L’impunité au pouvoir
le 26.04.14
Bienvenue en dictature !» C’était le véritable slogan de la dernière
campagne électorale. «Circulez, il n’y a plus rien à voir !», ajouteront
aujourd’hui les ex-tribuns de la même campagne présidentielle. Ni
transition démocratique ni manifestation pour tamazight ou pour les
libertés. Sonnés par les coups de matraque de dimanche dernier, les
initiateurs de la marche du 20 Avril ont presque oublié la revendication
de l’officialisation de tamazight et tentent de rassembler leurs forces
pour redescendre dans la rue et dénoncer les violences policières. Loin
d’accéder à la revendication identitaire, le régime en place n’est pas
près, non plus, de reconnaître et d’enrayer la brutalité qui lui est
inhérente.
L’issue du dernier scrutin présidentiel paraît de plus en plus comme
une défaite intégrale et une fin de non-recevoir pour toutes les
revendications politiques, sociales et culturelles.
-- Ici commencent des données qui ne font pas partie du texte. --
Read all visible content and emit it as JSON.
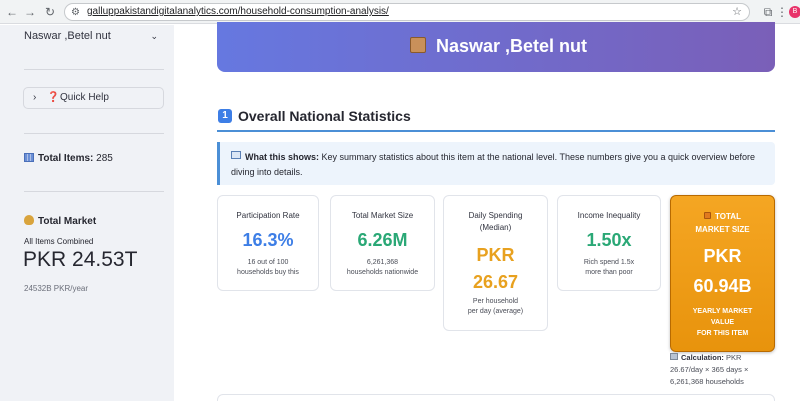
{
  "browser": {
    "url": "galluppakistandigitalanalytics.com/household-consumption-analysis/",
    "profile_initial": "B"
  },
  "sidebar": {
    "selected_item": "Naswar ,Betel nut",
    "quick_help_label": "Quick Help",
    "quick_help_icon": "❓",
    "total_items_label": "Total Items:",
    "total_items_value": "285",
    "total_market_label": "Total Market",
    "all_items_label": "All Items Combined",
    "market_value": "PKR 24.53T",
    "market_per_year": "24532B PKR/year"
  },
  "banner": {
    "title": "Naswar ,Betel nut",
    "icon": "package-icon",
    "gradient": [
      "#6678e0",
      "#7a5fb8"
    ]
  },
  "section": {
    "number": "1",
    "title": "Overall National Statistics"
  },
  "info": {
    "heading": "What this shows:",
    "body": "Key summary statistics about this item at the national level. These numbers give you a quick overview before diving into details."
  },
  "cards": {
    "participation": {
      "label": "Participation Rate",
      "value": "16.3%",
      "sub1": "16 out of 100",
      "sub2": "households buy this",
      "color": "#3d7ee6"
    },
    "market_size": {
      "label": "Total Market Size",
      "value": "6.26M",
      "sub1": "6,261,368",
      "sub2": "households nationwide",
      "color": "#2aa876"
    },
    "daily": {
      "label1": "Daily Spending",
      "label2": "(Median)",
      "value1": "PKR",
      "value2": "26.67",
      "sub1": "Per household",
      "sub2": "per day (average)",
      "color": "#e8a11f"
    },
    "inequality": {
      "label": "Income Inequality",
      "value": "1.50x",
      "sub1": "Rich spend 1.5x",
      "sub2": "more than poor",
      "color": "#2aa876"
    }
  },
  "highlight": {
    "label1": "TOTAL",
    "label2": "MARKET SIZE",
    "value1": "PKR",
    "value2": "60.94B",
    "sub1": "YEARLY MARKET",
    "sub2": "VALUE",
    "sub3": "FOR THIS ITEM",
    "color": "#f5a623"
  },
  "calculation": {
    "label": "Calculation:",
    "text": "PKR 26.67/day × 365 days × 6,261,368 households"
  }
}
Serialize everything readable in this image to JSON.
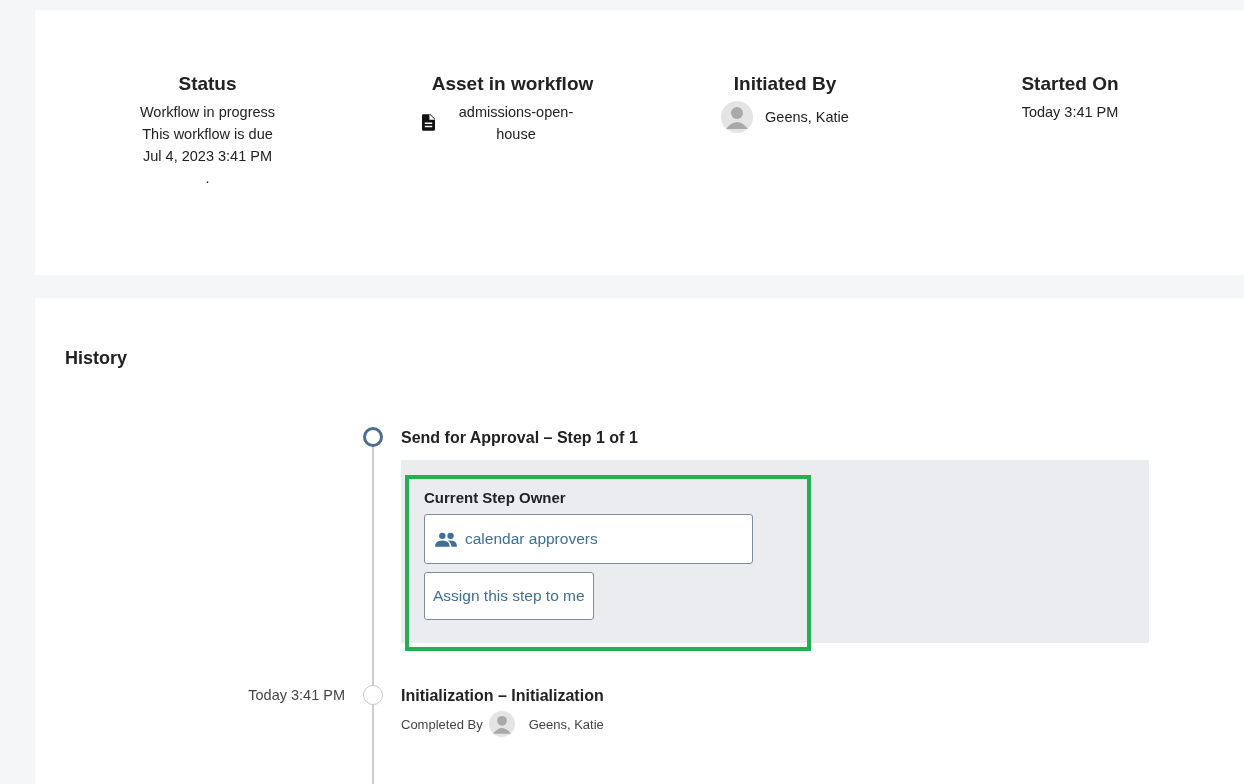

Les autorités, qui
annoncent la suspension «provisoire» des agents de police impliqués dans
les violences de dimanche à Tizi Ouzou en attendant les conclusions
d’une enquête qui va sans doute chevaucher d’autres épisodes de
répression, sont en réalité en train de dire : «Nous revendiquons
l’impunité, c’est dans notre programme.» Il suffit de rappeler que les
gendarmes auteurs des 126 assassinats en 2001 en Kabylie n’ont pas été
jugés ; ils ont simplement été «délocalisés».
Or, les fusillades à balles explosives sur des manifestants sont plus
graves que les scènes de brutalité policière filmées dimanche à Tizi
Ouzou. Les atermoiements des autorités pour déterminer les
responsabilités dans les dérapages du 20 avril sont soutenus par un
dispositif de manipulation agissant à partir des réseaux sociaux, où la
vidéo montrant le déchaînement de violence des policiers a été
promptement présentée comme étant un document ancien, datant d’avant la
révolution numérique. La même pollution politico-médiatique tend à faire
croire que les vrais coupables sont ceux qui filment les actes de
violence et non ceux qui les commettent, en distillant que l’auteur
«présumé» de la vidéo a été arrêté.
Le régime évolue quasiment sur du velours. La société civile est
déstructurée, la classe politique groggy. Il n’y a pas de collectifs
d’avocats ou de forces politiques qui aillent au-delà du simple
communiqué de condamnation. Pendant ce temps, le pouvoir continue son
œuvre d’embrigadement et de gestion policière des masses. Même dans les
dictatures du siècle passé, il était possible d’aller librement voir un
match de football. Dans notre pays, il a été décidé qu’il faut
s’inscrire dans une APC ou auprès d’un comité interlope pour assister à
la finale de la Coupe d’Algérie de jeudi prochain.
Les tickets et le transport sont payés et assurés par la wilaya de Tizi
Ouzou pour les supporters de la JSK inscrits et éligibles pour aller au
stade de Blida. Un public clés en main pour une rencontre de football
politiquement normalisée. Dans ce 4e mandat, les walis et les présidents
d’APC seront exemptés des tâches de développement local mais seront
réquisitionnés pour des missions de mise sous contrôle de la société.